Подобной чепухи я еще не слышала. Изумленно взглянув на молодую женщину, я воскликнула:
– Не городите ерунду! Вы же молодая, работаете на заводе! В наше время даже говорить о таких вещах стыдно.
– У меня сестра инвалид и семилетняя племянница. Я основной работник в семье, без меня они пропадут. Потому я все время думаю о Доме ребенка.
– Помилуйте, да ведь это прекрасно, что вы не одна. У вас сестра и племянница. Есть кому помочь. Гораздо труднее одиноким. Кончится декретный отпуск, устроите Алешку в ясли – и все будет в порядке...
Нонна стояла на своем. Теряя терпение, я продолжала уговаривать.
– Ну, вы думали о Доме ребенка, – говорила я, – пока не было Алешки, вы еще не знали, кто у вас будет. Но сейчас же он есть, такой хороший. Как же теперь?
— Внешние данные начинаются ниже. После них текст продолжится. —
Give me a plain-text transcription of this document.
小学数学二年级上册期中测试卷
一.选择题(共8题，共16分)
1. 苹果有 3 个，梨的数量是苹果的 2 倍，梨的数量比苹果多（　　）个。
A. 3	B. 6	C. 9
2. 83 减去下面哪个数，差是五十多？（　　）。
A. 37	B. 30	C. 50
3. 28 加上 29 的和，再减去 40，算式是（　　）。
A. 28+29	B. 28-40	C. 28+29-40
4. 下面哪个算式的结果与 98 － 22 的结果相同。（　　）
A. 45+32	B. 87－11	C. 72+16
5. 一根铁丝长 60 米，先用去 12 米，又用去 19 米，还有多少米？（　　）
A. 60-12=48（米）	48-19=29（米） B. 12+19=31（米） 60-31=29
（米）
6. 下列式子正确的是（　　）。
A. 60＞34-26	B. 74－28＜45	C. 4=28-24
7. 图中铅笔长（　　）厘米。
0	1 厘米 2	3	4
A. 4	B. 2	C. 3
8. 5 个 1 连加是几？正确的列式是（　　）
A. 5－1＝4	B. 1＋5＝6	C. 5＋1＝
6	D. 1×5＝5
– А теперь, – не поняла она, к чему речь, – оформлю и уеду в другой город.
– Уезжайте с Алешкой, – посоветовала я. – Вам помогут. Устроите в ясли, и будет расти ваш богатырь. Не нарадуетесь на него!
– Что вы! – испугалась Нонна. – Кому я нужна с ребенком?
– А если вашего сына кто-нибудь усыновит? Вы ж тогда никогда не увидите его! – припугнула я ее.
– А что же делать? – пожала она плечами. – Обоим пропадать?
Нет, мы не понимали друг друга, мы словно на разных языках говорили. Нонна то и дело возвращалась к своей истории с Рэмом, плакала, но мне почему-то уже не было ее жалко. Не чувствовалось в ее драме ни большой любви к Рему, ни великой любви к сыну, ни чувства собственного достоинства. А ее равнодушие к судьбе ребенка просто возмущало. С другой стороны, ведь проснулись в ней истинно женские чувства, когда она сидела перед входом в консультацию, ведь одумалась же, не избавилась от ребенка. Надо попытаться поговорить с врачом.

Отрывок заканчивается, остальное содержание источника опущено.